Background: Most cases of human babesiosis in North America are caused
by Babesia microti, which is endemic in the northeastern and upper
midwestern United States. Although the disease is usually transmitted by
a tick bite, there has been an increase in the number of
transfusion-transmitted cases reported. We describe a fatal case of
transfusion-transmitted babesiosis in a nonendemic state, Delaware.

Case Report: The patient was a 43-year-old Caucasian woman with history
of transfusion-dependent Diamond-Blackfan syndrome, hepatitis C, and
splenectomy. She was admitted initially for presumptive pneumonia. The
next day, a routine examination of the peripheral blood smears revealed
numerous intraerythrocytic ring forms, consistent with Babesia. The
parasitemia was approximately 5% to 6%. The diagnosis was confirmed by
positive polymerase chain reaction (PCR) for B. microti DNA and high
titer of antibody to B. microti (1:2048). Despite aggressive therapy
including clindamycin and quinine antibiotics, the patient expired 3
days after admission. Subsequently, 13 blood donors were tested for B.

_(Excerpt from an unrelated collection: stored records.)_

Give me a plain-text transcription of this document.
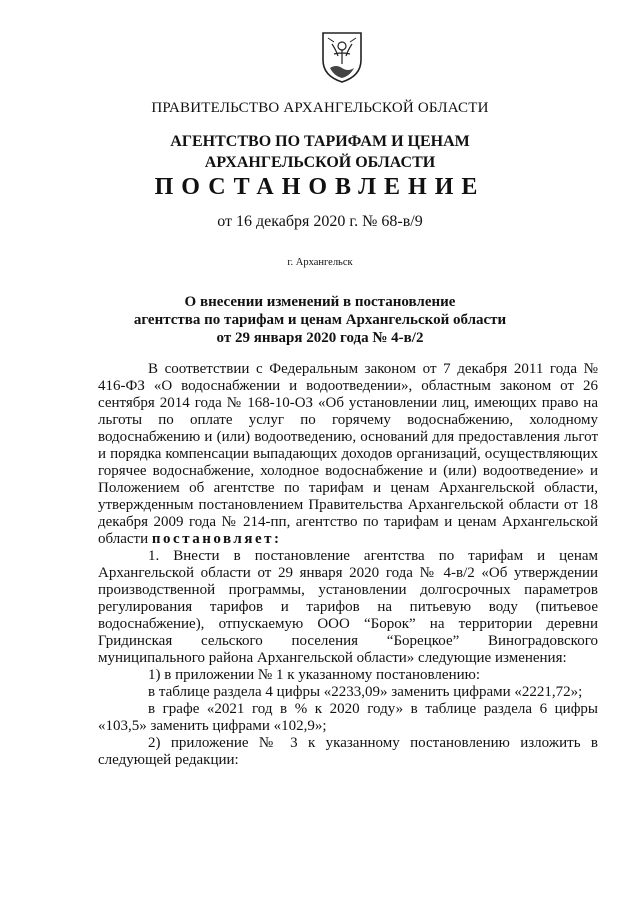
ПРАВИТЕЛЬСТВО АРХАНГЕЛЬСКОЙ ОБЛАСТИ
АГЕНТСТВО ПО ТАРИФАМ И ЦЕНАМ
АРХАНГЕЛЬСКОЙ ОБЛАСТИ
ПОСТАНОВЛЕНИЕ
от 16 декабря 2020 г. № 68-в/9
г. Архангельск
О внесении изменений в постановление
агентства по тарифам и ценам Архангельской области
от 29 января 2020 года № 4-в/2

В соответствии с Федеральным законом от 7 декабря 2011 года № 416-ФЗ «О водоснабжении и водоотведении», областным законом от 26 сентября 2014 года № 168-10-ОЗ «Об установлении лиц, имеющих право на льготы по оплате услуг по горячему водоснабжению, холодному водоснабжению и (или) водоотведению, оснований для предоставления льгот и порядка компенсации выпадающих доходов организаций, осуществляющих горячее водоснабжение, холодное водоснабжение и (или) водоотведение» и Положением об агентстве по тарифам и ценам Архангельской области, утвержденным постановлением Правительства Архангельской области от 18 декабря 2009 года № 214-пп, агентство по тарифам и ценам Архангельской области постановляет:

1. Внести в постановление агентства по тарифам и ценам Архангельской области от 29 января 2020 года № 4-в/2 «Об утверждении производственной программы, установлении долгосрочных параметров регулирования тарифов и тарифов на питьевую воду (питьевое водоснабжение), отпускаемую ООО “Борок” на территории деревни Гридинская сельского поселения “Борецкое” Виноградовского муниципального района Архангельской области» следующие изменения:

1) в приложении № 1 к указанному постановлению:

в таблице раздела 4 цифры «2233,09» заменить цифрами «2221,72»;

в графе «2021 год в % к 2020 году» в таблице раздела 6 цифры «103,5» заменить цифрами «102,9»;

2) приложение № 3 к указанному постановлению изложить в следующей редакции:
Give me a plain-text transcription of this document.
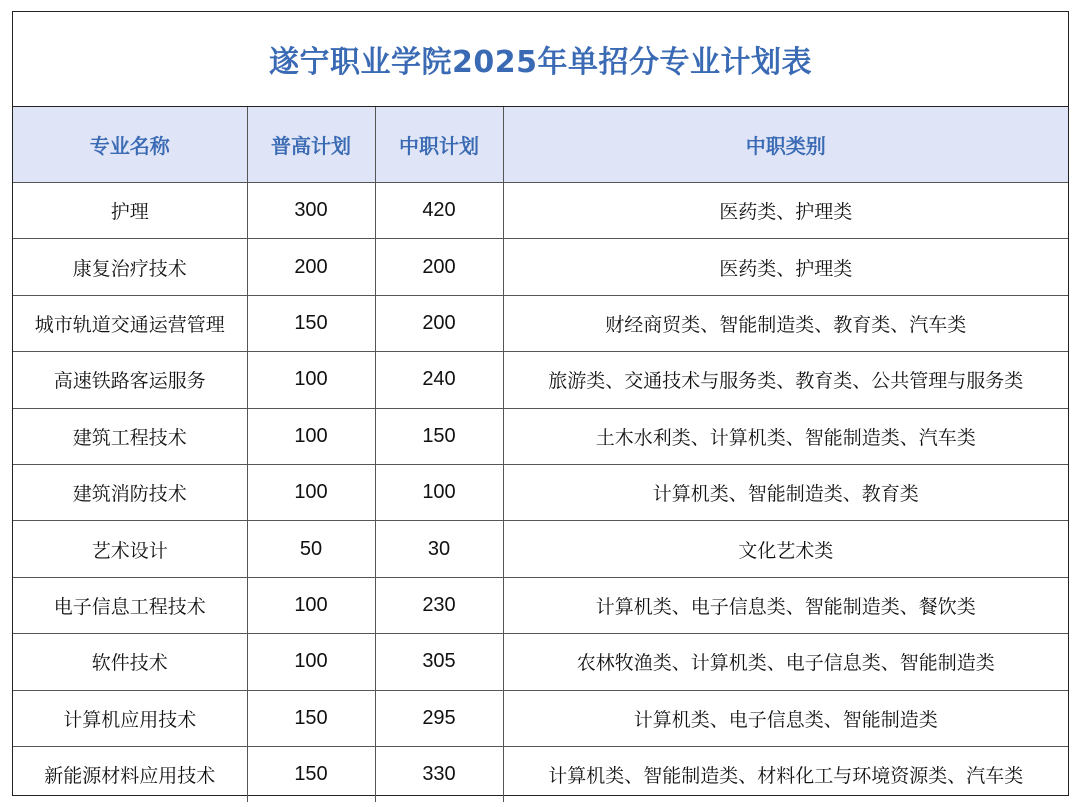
遂宁职业学院2025年单招分专业计划表
专业名称	普高计划	中职计划	中职类别
护理	300	420	医药类、护理类
康复治疗技术	200	200	医药类、护理类
城市轨道交通运营管理	150	200	财经商贸类、智能制造类、教育类、汽车类
高速铁路客运服务	100	240	旅游类、交通技术与服务类、教育类、公共管理与服务类
建筑工程技术	100	150	土木水利类、计算机类、智能制造类、汽车类
建筑消防技术	100	100	计算机类、智能制造类、教育类
艺术设计	50	30	文化艺术类
电子信息工程技术	100	230	计算机类、电子信息类、智能制造类、餐饮类
软件技术	100	305	农林牧渔类、计算机类、电子信息类、智能制造类
计算机应用技术	150	295	计算机类、电子信息类、智能制造类
新能源材料应用技术	150	330	计算机类、智能制造类、材料化工与环境资源类、汽车类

microti. All tested donors were negative by PCR. However, one donor
living in New Jersey had a significant elevated B. microti antibody
titer (1:1024).

Conclusions: We believe that this is the first reported case of
transfusion-transmitted babesiosis in Delaware, a nonendemic state. Our
case illustrates that clinicians should consider babesiosis in the
differential diagnosis of immunocompromised patients who have fever and
recent transfusion history, even in areas where babesiosis is not
endemic. It also demonstrates the need for better preventive strategies
including more sensitive, specific, and rapid blood donor screening
tests to prevent transfusion-transmitted babesiosis.